In spite of months of Iraqi sabre-rattling, Kuwait did not have its forces on alert and was caught unaware. The first indication of the Iraqi ground advance was from a radar-equipped aerostat that detected an Iraqi armour column moving south. Kuwaiti air, ground, and naval forces resisted, but were vastly outnumbered. In central Kuwait, the 35th Armoured Brigade deployed approximately a battalion of tanks against the Iraqis and fought delaying actions near Jahra, west of Kuwait City. In the south, the 15th Armoured Brigade moved immediately to evacuate its forces to Saudi Arabia. Of the small Kuwaiti Navy, two missile boats were able to evade capture or destruction, one of the craft sinking three Iraqi vessels before fleeing.

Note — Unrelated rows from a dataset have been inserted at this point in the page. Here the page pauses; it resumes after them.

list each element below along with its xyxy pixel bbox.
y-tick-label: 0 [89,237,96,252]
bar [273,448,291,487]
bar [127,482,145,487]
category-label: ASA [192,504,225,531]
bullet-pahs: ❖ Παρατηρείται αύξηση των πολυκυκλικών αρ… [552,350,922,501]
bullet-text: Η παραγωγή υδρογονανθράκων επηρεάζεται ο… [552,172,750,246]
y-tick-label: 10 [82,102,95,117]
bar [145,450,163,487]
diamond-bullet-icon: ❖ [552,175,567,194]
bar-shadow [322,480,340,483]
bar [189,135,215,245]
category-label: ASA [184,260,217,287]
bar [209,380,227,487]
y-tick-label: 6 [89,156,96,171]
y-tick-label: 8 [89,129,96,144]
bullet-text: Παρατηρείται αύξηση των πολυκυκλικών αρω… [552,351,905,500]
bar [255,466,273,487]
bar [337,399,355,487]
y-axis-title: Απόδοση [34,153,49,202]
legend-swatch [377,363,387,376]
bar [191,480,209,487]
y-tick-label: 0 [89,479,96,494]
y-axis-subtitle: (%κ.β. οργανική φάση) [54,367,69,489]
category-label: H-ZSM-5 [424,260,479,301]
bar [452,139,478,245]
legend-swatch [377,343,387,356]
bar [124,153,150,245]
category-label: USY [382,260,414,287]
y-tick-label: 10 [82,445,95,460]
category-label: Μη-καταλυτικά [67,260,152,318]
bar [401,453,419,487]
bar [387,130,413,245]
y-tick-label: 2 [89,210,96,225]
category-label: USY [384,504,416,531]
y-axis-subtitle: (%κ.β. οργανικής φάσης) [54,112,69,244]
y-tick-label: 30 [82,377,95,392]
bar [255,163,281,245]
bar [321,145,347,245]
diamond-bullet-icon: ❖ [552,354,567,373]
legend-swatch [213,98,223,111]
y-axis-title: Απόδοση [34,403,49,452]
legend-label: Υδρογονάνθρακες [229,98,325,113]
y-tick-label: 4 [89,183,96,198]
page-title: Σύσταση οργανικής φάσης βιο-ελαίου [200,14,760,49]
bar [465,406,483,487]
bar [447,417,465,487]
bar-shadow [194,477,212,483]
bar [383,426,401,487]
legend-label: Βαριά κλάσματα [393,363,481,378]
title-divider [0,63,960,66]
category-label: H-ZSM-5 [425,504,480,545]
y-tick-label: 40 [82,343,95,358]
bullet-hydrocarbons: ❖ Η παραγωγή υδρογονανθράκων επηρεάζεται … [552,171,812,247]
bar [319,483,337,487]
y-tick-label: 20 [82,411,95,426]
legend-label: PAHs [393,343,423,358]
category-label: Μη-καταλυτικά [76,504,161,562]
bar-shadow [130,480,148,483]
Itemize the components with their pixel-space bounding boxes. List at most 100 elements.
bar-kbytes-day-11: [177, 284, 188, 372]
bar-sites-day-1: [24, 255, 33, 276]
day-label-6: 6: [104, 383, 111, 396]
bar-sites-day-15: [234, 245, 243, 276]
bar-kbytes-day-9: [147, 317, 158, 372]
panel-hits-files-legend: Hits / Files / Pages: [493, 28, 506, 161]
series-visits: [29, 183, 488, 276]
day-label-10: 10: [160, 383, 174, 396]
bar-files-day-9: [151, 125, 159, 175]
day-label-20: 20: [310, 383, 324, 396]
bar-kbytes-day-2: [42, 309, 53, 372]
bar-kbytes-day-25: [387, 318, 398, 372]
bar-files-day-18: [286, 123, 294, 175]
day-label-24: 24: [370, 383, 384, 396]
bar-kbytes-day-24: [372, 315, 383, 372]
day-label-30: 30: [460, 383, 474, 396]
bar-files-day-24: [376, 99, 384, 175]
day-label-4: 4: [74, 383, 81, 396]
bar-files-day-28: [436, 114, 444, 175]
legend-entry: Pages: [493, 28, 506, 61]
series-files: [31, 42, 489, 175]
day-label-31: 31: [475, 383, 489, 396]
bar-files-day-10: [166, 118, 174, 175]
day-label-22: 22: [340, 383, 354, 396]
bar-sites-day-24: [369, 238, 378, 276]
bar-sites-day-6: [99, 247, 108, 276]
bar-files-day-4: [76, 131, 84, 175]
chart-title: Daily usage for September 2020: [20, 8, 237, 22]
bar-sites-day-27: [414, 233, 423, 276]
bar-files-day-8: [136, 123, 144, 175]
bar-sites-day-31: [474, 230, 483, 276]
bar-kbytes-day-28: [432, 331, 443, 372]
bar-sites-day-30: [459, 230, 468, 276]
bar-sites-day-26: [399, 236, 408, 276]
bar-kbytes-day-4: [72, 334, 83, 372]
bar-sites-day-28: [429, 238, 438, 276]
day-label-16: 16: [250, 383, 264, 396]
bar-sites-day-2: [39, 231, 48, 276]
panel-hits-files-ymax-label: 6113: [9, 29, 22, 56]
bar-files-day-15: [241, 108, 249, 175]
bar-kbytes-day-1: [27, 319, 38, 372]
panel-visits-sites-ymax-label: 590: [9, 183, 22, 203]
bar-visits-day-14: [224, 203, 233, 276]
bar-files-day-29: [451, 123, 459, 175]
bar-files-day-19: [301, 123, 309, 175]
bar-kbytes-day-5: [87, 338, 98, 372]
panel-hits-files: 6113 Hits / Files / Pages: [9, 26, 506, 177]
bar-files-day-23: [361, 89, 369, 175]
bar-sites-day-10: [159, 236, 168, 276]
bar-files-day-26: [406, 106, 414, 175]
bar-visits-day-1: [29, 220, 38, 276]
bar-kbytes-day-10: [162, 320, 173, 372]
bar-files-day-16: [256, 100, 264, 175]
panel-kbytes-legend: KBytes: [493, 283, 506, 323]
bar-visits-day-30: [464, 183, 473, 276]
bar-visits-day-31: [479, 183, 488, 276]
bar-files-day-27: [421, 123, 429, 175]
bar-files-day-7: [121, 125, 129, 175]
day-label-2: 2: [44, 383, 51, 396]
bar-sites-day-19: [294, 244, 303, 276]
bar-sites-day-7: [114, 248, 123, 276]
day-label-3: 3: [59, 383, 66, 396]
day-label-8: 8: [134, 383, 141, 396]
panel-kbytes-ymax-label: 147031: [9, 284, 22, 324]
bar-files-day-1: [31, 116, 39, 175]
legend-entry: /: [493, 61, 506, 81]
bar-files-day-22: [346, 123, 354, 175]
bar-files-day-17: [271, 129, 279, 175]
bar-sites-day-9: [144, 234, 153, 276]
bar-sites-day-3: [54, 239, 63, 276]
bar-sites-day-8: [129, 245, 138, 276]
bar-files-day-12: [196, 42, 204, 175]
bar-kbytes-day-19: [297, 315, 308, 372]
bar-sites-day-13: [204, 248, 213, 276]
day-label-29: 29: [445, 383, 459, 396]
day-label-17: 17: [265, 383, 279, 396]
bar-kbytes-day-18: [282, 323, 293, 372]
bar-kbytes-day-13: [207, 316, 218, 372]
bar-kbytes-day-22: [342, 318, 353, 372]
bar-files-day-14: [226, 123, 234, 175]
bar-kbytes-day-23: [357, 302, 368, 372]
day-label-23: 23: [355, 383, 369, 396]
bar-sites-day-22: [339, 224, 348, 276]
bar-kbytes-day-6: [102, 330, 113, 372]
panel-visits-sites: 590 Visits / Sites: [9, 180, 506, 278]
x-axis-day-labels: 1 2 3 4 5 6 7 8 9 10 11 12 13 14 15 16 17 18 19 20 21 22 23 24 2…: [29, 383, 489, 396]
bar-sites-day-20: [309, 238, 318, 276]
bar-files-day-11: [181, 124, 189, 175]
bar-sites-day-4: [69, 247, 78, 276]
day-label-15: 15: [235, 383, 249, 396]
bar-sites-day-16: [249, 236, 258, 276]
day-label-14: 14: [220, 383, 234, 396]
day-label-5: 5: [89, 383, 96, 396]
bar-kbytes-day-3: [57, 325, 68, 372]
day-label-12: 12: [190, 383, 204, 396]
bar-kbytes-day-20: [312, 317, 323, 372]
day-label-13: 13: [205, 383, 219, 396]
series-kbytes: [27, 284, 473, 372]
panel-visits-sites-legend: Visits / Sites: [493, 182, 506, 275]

Kuwait Air Force aircraft were scrambled, but approximately 20% were lost or captured. An air battle with the Iraqi helicopter airborne forces was fought over Kuwait City, inflicting heavy losses on the Iraqi elite troops, and a few combat sorties were flown against Iraqi ground forces. The remaining 80% were then evacuated to Saudi Arabia and Bahrain, some aircraft even taking off from the highways adjacent to the bases as the runways were overrun. While these aircraft were not used in support of the subsequent Gulf War, the "Free Kuwait Air Force" assisted Saudi Arabia in patrolling the southern border with Yemen, which was considered a threat by the Saudis because of Yemen-Iraq ties.
Iraqi tanks attacked Dasman Palace, the royal residence. Amir Jaber Al-Ahmad Al-Jaber Al-Sabah had already fled into the Saudi desert. His younger half brother, Sheikh Fahad Al-Ahmed Al-Jaber Al-Sabah, was seized from BA149, and was shot and killed, after which his body was placed in front of a tank and run over.